Grundsätzlich ist es sehr begrüßenswert, dass durch die Beteiligung der Kassen ein erster Schritt hin zu mehr Kontinuität der Krebsberatung erfolgt. Zwar entsteht durch dieses Finanzierungsmodell eine Wettbewerbssituation: Jeder, der die entsprechende Struktur- und Prozessqualität bietet, kann auf dem Beratungsmarkt agieren.
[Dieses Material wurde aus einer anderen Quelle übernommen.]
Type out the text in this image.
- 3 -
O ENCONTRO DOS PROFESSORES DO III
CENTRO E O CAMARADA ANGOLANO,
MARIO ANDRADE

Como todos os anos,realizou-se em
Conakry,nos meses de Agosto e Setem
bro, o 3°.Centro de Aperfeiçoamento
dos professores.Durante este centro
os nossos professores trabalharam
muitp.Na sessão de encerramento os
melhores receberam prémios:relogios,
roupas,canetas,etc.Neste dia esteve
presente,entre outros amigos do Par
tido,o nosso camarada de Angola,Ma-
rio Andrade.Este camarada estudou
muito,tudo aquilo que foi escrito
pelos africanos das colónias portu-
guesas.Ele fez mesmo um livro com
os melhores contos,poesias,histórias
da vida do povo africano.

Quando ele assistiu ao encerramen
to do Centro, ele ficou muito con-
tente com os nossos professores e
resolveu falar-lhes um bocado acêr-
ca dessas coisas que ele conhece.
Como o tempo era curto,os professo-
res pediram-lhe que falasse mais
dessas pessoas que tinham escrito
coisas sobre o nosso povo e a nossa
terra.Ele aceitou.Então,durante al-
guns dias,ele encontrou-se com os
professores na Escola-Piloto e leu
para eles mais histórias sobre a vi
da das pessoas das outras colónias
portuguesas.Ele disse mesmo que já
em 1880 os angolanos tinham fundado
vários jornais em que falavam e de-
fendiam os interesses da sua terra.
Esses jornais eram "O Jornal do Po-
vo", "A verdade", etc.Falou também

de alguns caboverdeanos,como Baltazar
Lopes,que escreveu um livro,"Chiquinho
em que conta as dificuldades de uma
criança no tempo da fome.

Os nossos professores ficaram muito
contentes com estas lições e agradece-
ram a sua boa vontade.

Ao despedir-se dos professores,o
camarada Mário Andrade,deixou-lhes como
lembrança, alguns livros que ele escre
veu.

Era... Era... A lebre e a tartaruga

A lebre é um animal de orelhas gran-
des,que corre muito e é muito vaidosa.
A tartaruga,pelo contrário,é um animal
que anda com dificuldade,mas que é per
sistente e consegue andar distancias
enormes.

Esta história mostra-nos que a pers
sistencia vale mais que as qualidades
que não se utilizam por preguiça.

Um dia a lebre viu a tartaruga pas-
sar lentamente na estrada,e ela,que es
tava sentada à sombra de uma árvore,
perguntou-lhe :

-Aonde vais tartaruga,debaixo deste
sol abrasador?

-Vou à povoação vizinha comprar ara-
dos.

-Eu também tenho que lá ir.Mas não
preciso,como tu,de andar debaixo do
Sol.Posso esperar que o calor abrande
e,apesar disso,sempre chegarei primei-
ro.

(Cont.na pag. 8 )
Doch die Landeskrebsgesellschaften, die derzeit in ca. 130 Beratungsstellen bundesweit psychosoziale Hilfe anbieten, haben sich im Laufe ihrer Arbeit sehr für die Qualitätsentwicklung in Krebsberatung engagiert und sind entsprechend gut aufgestellt.

Die vereinbarte Finanzierung durch die Kassen deckt jedoch nur 40 Prozent der Kosten ambulanter Krebsberatung. Die restlichen Kosten sollen durch die Rentenversicherungsträger, die Länder und aus Eigenmitteln der Träger aufgebracht werden. In seiner Sitzung am 04.12.2019 hatte der Bundesrat dazu aufgefordert, möglichst rasch eine abschließende Regelung zu finden. Entscheidend für die Betroffenen sind dabei einheitliche Angebote, die unabhängig vom Wohnort einen niederschwelligen Zugang ermöglichen. Erste Gespräche mit dem Bundesministerium für Arbeit und Soziales und den Rentenversicherungsträgern haben stattgefunden – die Beteiligten bemühen sich, ein gutes Beratungsangebot zu schaffen. Ich hoffe sehr auf eine zeitnahe Lösung. Denn wenn die übrigen Finanzierungspartner nicht nachziehen, dann kommen die Beratungsstellen in eine Schieflage, weil sie wesentliche Teil des Beratungsbedarfs nicht finanziert bekommen.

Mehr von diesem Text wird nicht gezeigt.